El día 11 de septiembre se cumplieron 45 años (qué rápido pasó la eternidad oscura que comenzó ese día) del golpe de barbarie que acabó con la democracia chilena, segó miles de vidas y destinos y por primera vez instauró en un país el neoliberalismo como programa de gobierno. Como pasó con la guerra civil de España, con la revolución cubana y otros episodios, fue un suceso perdurable que se instaló en la memoria de los entonces adultos, jóvenes y niños y transitó a la de quienes no habían nacido; se volvió un punto de referencia inevitable para los procesos políticos progresistas y con sentido social que desde entonces han buscado abrirse paso hacia el poder por medio de las urnas.

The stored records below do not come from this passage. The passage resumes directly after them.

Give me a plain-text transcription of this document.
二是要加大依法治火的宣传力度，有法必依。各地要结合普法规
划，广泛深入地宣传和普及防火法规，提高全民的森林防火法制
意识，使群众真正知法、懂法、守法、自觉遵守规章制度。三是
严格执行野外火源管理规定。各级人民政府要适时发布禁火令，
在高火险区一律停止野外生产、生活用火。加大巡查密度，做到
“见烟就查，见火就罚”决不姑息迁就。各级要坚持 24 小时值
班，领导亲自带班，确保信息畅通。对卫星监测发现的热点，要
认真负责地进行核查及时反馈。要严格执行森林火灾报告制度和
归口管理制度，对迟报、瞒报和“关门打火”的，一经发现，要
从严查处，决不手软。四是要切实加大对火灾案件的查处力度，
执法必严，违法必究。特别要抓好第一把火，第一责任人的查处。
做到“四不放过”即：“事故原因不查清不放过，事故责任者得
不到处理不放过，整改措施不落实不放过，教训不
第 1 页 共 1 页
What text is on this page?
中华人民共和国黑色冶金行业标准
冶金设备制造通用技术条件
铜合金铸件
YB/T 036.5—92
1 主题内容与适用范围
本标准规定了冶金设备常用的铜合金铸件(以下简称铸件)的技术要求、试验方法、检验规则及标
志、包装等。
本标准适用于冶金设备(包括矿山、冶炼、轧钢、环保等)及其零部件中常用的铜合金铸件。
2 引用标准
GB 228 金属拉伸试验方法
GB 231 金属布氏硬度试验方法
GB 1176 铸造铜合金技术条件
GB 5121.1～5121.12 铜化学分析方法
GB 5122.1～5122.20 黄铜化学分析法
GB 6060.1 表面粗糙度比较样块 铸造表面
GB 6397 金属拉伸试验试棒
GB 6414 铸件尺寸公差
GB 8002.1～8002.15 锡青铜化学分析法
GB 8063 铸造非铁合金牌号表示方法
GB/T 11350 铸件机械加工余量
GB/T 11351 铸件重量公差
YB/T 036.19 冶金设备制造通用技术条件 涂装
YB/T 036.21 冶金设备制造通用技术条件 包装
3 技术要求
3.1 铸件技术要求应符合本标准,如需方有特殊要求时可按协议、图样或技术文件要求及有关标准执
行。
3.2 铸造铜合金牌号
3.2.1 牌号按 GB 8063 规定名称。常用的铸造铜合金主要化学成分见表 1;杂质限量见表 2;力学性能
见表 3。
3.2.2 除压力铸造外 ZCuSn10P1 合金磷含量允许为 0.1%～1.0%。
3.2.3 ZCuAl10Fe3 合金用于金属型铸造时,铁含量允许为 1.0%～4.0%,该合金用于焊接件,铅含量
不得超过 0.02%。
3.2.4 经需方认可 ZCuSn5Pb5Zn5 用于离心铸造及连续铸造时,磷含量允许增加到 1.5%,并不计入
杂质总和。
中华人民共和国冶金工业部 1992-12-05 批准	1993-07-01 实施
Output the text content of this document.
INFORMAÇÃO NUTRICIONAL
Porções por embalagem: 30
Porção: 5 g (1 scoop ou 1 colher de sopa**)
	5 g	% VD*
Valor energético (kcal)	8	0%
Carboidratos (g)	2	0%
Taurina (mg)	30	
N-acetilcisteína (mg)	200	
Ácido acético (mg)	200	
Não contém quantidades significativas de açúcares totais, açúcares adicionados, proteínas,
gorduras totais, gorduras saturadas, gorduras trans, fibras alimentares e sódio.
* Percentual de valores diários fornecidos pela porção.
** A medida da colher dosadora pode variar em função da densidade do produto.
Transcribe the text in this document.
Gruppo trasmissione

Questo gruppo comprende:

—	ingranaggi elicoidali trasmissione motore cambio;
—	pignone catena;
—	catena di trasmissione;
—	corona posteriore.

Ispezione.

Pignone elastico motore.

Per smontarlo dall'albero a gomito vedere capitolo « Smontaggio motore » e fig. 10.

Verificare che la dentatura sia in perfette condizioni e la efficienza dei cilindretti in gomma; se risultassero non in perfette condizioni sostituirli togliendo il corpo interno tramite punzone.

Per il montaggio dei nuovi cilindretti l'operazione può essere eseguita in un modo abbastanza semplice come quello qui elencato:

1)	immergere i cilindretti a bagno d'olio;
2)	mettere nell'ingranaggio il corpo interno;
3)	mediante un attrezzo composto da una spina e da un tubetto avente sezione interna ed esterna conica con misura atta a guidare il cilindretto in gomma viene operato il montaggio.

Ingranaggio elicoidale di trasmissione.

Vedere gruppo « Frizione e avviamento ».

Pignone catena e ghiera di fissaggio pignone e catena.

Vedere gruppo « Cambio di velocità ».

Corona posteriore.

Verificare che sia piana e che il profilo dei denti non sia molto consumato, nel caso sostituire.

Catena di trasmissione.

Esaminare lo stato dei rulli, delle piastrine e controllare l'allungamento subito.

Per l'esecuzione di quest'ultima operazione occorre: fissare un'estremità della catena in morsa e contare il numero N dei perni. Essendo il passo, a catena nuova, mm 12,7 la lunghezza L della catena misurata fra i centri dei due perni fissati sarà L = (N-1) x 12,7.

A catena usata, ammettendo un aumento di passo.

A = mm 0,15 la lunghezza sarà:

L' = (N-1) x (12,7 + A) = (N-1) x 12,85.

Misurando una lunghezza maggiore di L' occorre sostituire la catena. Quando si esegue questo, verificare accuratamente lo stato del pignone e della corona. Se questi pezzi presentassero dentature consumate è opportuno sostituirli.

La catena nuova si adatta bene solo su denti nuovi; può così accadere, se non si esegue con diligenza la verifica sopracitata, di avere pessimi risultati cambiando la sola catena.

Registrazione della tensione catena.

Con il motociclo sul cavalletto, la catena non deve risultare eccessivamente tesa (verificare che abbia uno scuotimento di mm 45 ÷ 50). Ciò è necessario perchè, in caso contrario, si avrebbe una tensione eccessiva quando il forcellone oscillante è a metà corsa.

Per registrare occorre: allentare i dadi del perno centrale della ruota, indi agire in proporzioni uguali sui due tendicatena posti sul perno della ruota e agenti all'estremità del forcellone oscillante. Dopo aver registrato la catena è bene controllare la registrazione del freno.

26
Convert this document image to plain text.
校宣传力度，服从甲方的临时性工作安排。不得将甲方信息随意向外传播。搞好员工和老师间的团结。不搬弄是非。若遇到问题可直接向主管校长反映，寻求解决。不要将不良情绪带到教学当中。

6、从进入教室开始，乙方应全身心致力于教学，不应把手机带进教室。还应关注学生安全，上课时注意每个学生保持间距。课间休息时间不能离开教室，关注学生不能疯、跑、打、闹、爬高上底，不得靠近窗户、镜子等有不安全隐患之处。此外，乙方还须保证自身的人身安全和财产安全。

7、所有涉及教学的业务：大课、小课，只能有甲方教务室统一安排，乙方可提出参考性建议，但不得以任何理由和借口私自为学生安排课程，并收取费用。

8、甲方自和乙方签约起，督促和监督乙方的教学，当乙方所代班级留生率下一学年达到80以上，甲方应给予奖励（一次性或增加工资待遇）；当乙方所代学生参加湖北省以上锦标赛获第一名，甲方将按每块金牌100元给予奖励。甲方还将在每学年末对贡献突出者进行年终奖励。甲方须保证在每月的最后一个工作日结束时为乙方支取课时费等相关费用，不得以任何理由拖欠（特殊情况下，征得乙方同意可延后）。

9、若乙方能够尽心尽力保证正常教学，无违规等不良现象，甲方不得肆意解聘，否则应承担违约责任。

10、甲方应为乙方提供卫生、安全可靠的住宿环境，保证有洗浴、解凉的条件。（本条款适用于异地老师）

A la entonces juventud mexicana ya le había pasado encima la aplanadora represiva del 68 y se debatía entre la apatía inducida por el temor, la terrible decisión de las armas y la no menos incierta construcción de organizaciones políticas pacíficas.
Vaya encrucijada: había que reconocer la indiscutible solidaridad que los perseguidos chilenos recibieron del régimen priísta, que ante los opositores de casa se comportaba de manera no muy distinta a la de la dictadura recién instaurada. Luis Echeverría decretó tres días de luto nacional por la muerte de Allende pero postergados, hasta donde recuerdo, porque se cruzaba el día 13, que es la conmemoración de la gesta del Castillo de Chapultepec, que fue el estreno del imperialismo estadunidense, y luego el 15.
A pesar de las toneladas de mármol y bronce con que se ha pretendido esterilizar y oficializar la gesta de la Independencia, en el fondo la gente sabe que eso que empezó en Dolores fue una insurrección popular en contra de un poder odioso, se transformó en una extenuante guerra de guerrillas sostenida por los de abajo y terminó –como todo– en un pacto con los de arriba que a pesar de todo significó una emancipación.
Y 28 años exactos después del 11 de septiembre del 73 ocurrieron los atentados de Al Qaeda en Nueva York y Washington y el mundo volvió a derrumbarse, no tanto por la criminal acción de los fanáticos de Bin Laden –que fue, a fin de cuentas, un ajuste de cuentas entre antiguos aliados– sino por la reacción del gobierno de George W. Bush, quien decidió abolir de golpe los derechos humanos en medio planeta.
Y el 13 de septiembre de 2013 un régimen que se creía invencible y destinado a durar otro medio siglo disolvió a macanazos el plantón que mantenían en el Zócalo capitalino los maestros democráticos en defensa de sus derechos laborales y de la gratuidad de la enseñanza pública.
Y después vendría el 26 de septiembre de 2014, y la juventud de ahora pudo constatar cuán clarividente había sido su movimiento de rechazo a la candidatura presidencial priísta de dos años antes: como ocurrió en 1968 en Tlatelolco, en Iguala hubo estudiantes asesinados y muchos más –43, el número y los nombres no se olvidan–, desaparecidos. Pero el tiempo de las luchas no pasa en vano y si la presidencia de Díaz Ordaz había hecho alarde de su fortaleza, la de Peña Nieto dejó al descubierto su debilidad. La atrocidad perpetrada en contra de los muchachos de Ayotzinapa marcó el punto de inflexión de la arrogancia del poder.
El ciclo empezó a cerrarse. Los normalistas habían ido a Iguala a tomar autobuses para trasladarse a la marcha conmemorativa del 2 de octubre en la capital. En vez de sanar una vieja herida que seguía y sigue abierta, el régimen oligárquico causó a la sociedad nuevos e imperdonables agravios: la inocultable complicidad de sus estamentos con el crimen organizado, la insolente indiferencia ante el dolor, el encubrimiento y la mentira.
Ayer los chicos de 20 salieron a la calle a exigir su derecho a la vida, a la paz y a la escuela, pero también a celebrar una comunión con sus abuelos de 70 que en la misma fecha, hace medio siglo, les abrieron el camino.
Por toda esa aglomeración de fechas, septiembre es un buen mes para que reconozcamos en la vida, que en sí misma carece de sentido, un propósito posible: el de ser partículas de un proceso zigzagueante e incierto que transita del sometimiento a la libertad, del despojo a la justicia, de la inconsciencia al entendimiento y de la barbarie a la civilización. Es reconfortante el sentirse atrapados por decisión propia en ese transcurrir que se ensancha y se angosta, se sumerge y aflora, retrocede y vuelve a avanzar, y en el que nos corresponde ser depositarios del dolor y los triunfos de quienes nos anteceden, enriquecer y mejorar la herencia y entregarla a los que vienen para hacerles el camino menos arduo. Y más en momentos como el actual, en el que florecen y se condensan los frutos de tantas vidas porque está amaneciendo.